Diazepam dependence prevented by glutamate antagonists
Long-term treatment leads to tolerance to and dependence on benzodiazepines. Abrupt termination of benzodiazepine administration triggers the expression of signs of dependence. Mice withdrawn from chronic treatment with diazepam showed a time-related evolution of anxiety, muscle rigidity, and seizures between days 4 and 21 after treatment discontinuation. A period between withdrawal days 1 and 3 was symptom-free. Surprisingly, during this "silent phase" the susceptibility of mice to alpha-amino-3-hydroxy-5-tert-butyl-4-isoxazolepropionate (ATPA) and kainate seizures and the magnitude of monosynaptic reflexes mediated by non-N-methyl-D-aspartate (NMDA) mechanisms were enhanced. In apparent contrast, the "active phase", between withdrawal days 4 and 21, was characterized by increased susceptibility to NMDA seizures and enhanced magnitude of polysynaptic reflexes, which are NMDA dependent. Treatment of mice with alpha-amino-3-hydroxy-5-methyl-4-isoxazolepropionate (AMPA) antagonists 1-(4-aminophenyl)-4-methyl-7,8-methylenedioxy-5H-2,3-benzodiazepine (GYKI 52466) or 2,3-dihydroxy-6-nitro-7-sulfamoylbenzo(f)quinoxaline but not with the NMDA antagonist 3-[(+/-)-2-carboxypiperazin-4-yl]-propyl-1-phosphonate (CPP) during the silent phase prevented signs of dependence. In contrast, treatment with CPP but not with GYKI 52466 during the active phase prevented the symptoms. The development of tolerance to and dependence on diazepam was prevented by concurrent treatment of mice with CPP but was not prevented by GYKI 52466. These data indicate that NMDA-dependent mechanisms contribute to the development of tolerance to diazepam and to the expression of signs of dependence in mice after termination of long-term treatment with diazepam. Nevertheless, the non-NMDA-mediated silent phase is essential for triggering the symptoms. Therefore, AMPA antagonists may offer a therapeutic approach for preventing dependence on benzodiazepines that is an alternative to NMDA antagonism.

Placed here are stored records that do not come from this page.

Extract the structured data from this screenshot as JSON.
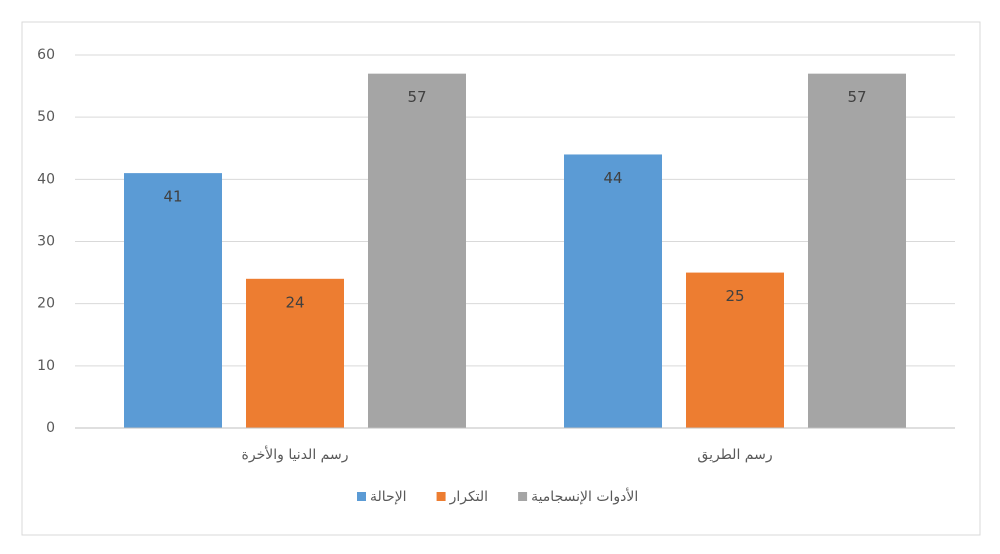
{
  "chart_data": {
    "type": "bar",
    "categories": [
      "رسم الدنيا والأخرة",
      "رسم الطريق"
    ],
    "series": [
      {
        "name": "الإحالة",
        "color": "#5b9bd5",
        "values": [
          41,
          44
        ]
      },
      {
        "name": "التكرار",
        "color": "#ed7d31",
        "values": [
          24,
          25
        ]
      },
      {
        "name": "الأدوات الإنسجامية",
        "color": "#a5a5a5",
        "values": [
          57,
          57
        ]
      }
    ],
    "ylim": [
      0,
      60
    ],
    "yticks": [
      0,
      10,
      20,
      30,
      40,
      50,
      60
    ],
    "grid": true,
    "legend": "bottom"
  }
}
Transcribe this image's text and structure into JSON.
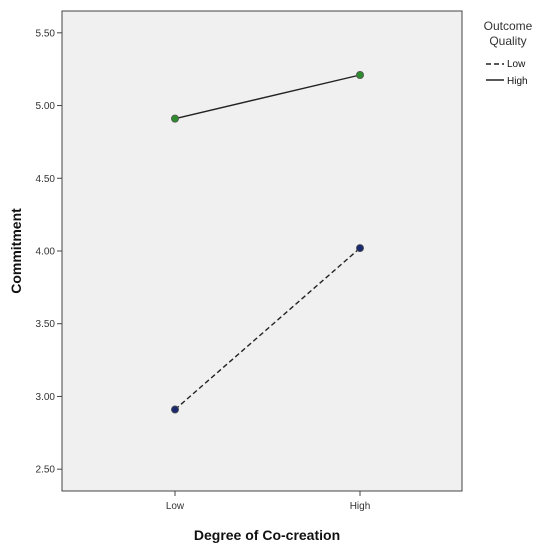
{
  "chart_data": {
    "type": "line",
    "xlabel": "Degree of  Co-creation",
    "ylabel": "Commitment",
    "categories": [
      "Low",
      "High"
    ],
    "ylim": [
      2.35,
      5.65
    ],
    "yticks": [
      "2.50",
      "3.00",
      "3.50",
      "4.00",
      "4.50",
      "5.00",
      "5.50"
    ],
    "grid": false,
    "legend": {
      "title_line1": "Outcome",
      "title_line2": "Quality",
      "position": "right"
    },
    "series": [
      {
        "name": "Low",
        "values": [
          2.91,
          4.02
        ],
        "style": "dashed",
        "marker_color": "#1a2a6c"
      },
      {
        "name": "High",
        "values": [
          4.91,
          5.21
        ],
        "style": "solid",
        "marker_color": "#2e8b2e"
      }
    ],
    "colors": {
      "plot_background": "#f0f0f0",
      "line": "#222222",
      "axis": "#333333"
    }
  }
}
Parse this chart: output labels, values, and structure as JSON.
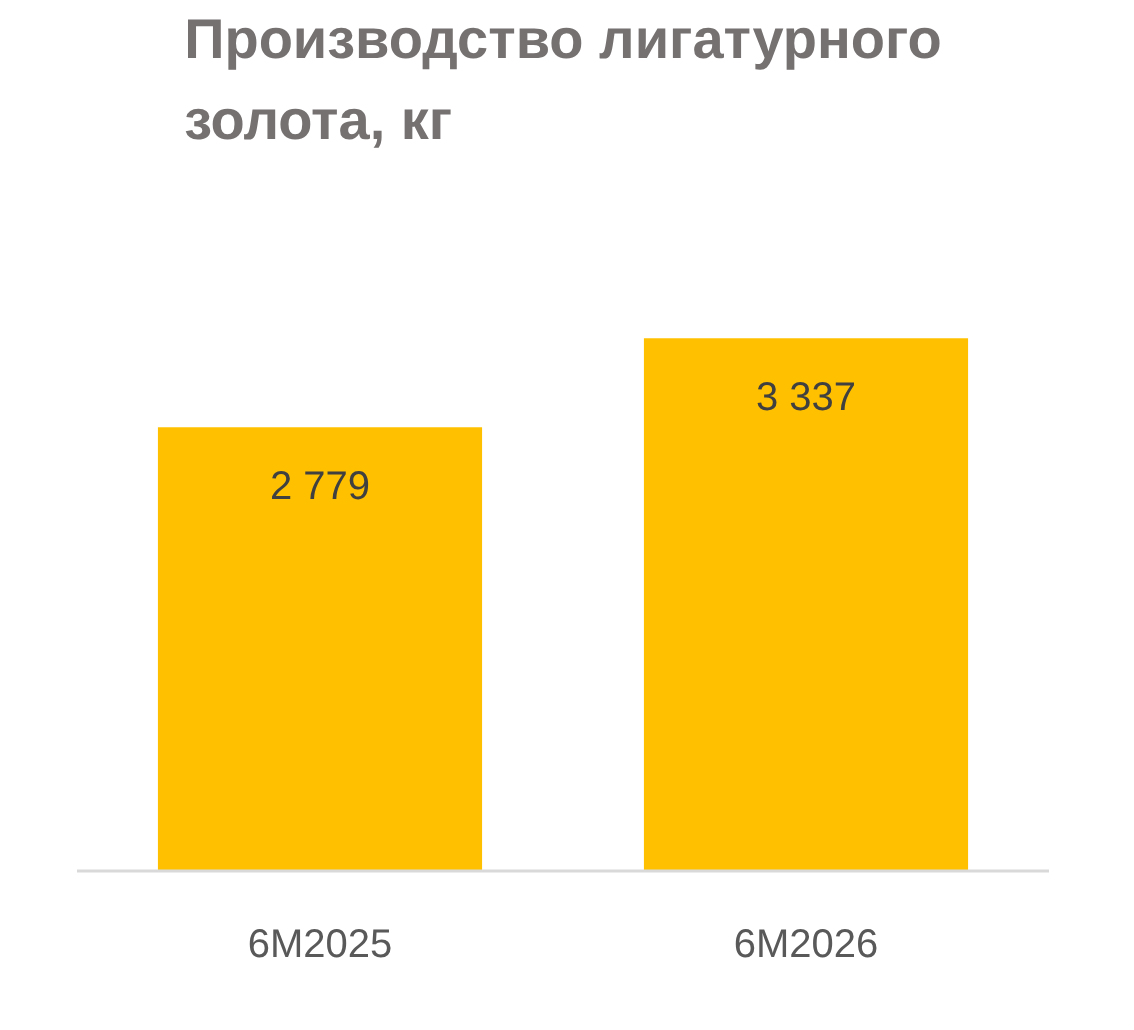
{
  "chart_data": {
    "type": "bar",
    "title": "Производство лигатурного золота, кг",
    "categories": [
      "6M2025",
      "6M2026"
    ],
    "values": [
      2779,
      3337
    ],
    "value_labels": [
      "2 779",
      "3 337"
    ],
    "color": "#ffc000",
    "grid": false
  }
}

If anyone is interested, I'd be more than willing to upload the full texts of the mentioned articles. Also, speculation (as to mechanisms and whatnot) is most welcome! :-)

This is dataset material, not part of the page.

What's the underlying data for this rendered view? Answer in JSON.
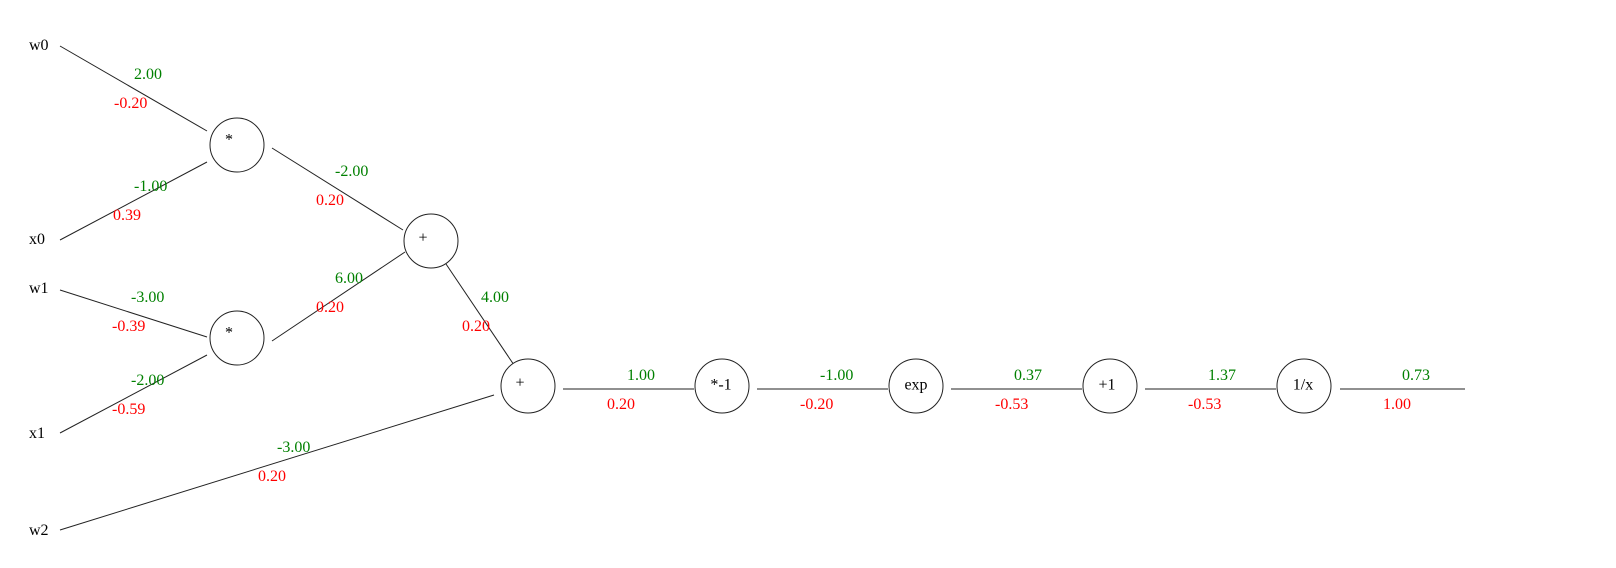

hey found out had been taking a benzo for six months. dont like it at all. went off it have a story but to make it short was off it for four days went back on it then seen doctor three days later told him i wanted weanned. it is oxazepam 15mg now as of august 28 i am taking 10mg for two weeks then 5mg for two weeks then none so thank god in one month the benzo will be unused by me. however my body is reacting to having been off of it and now not having the dose i was so used to. I am glad i found this place to get some support thanks for being here.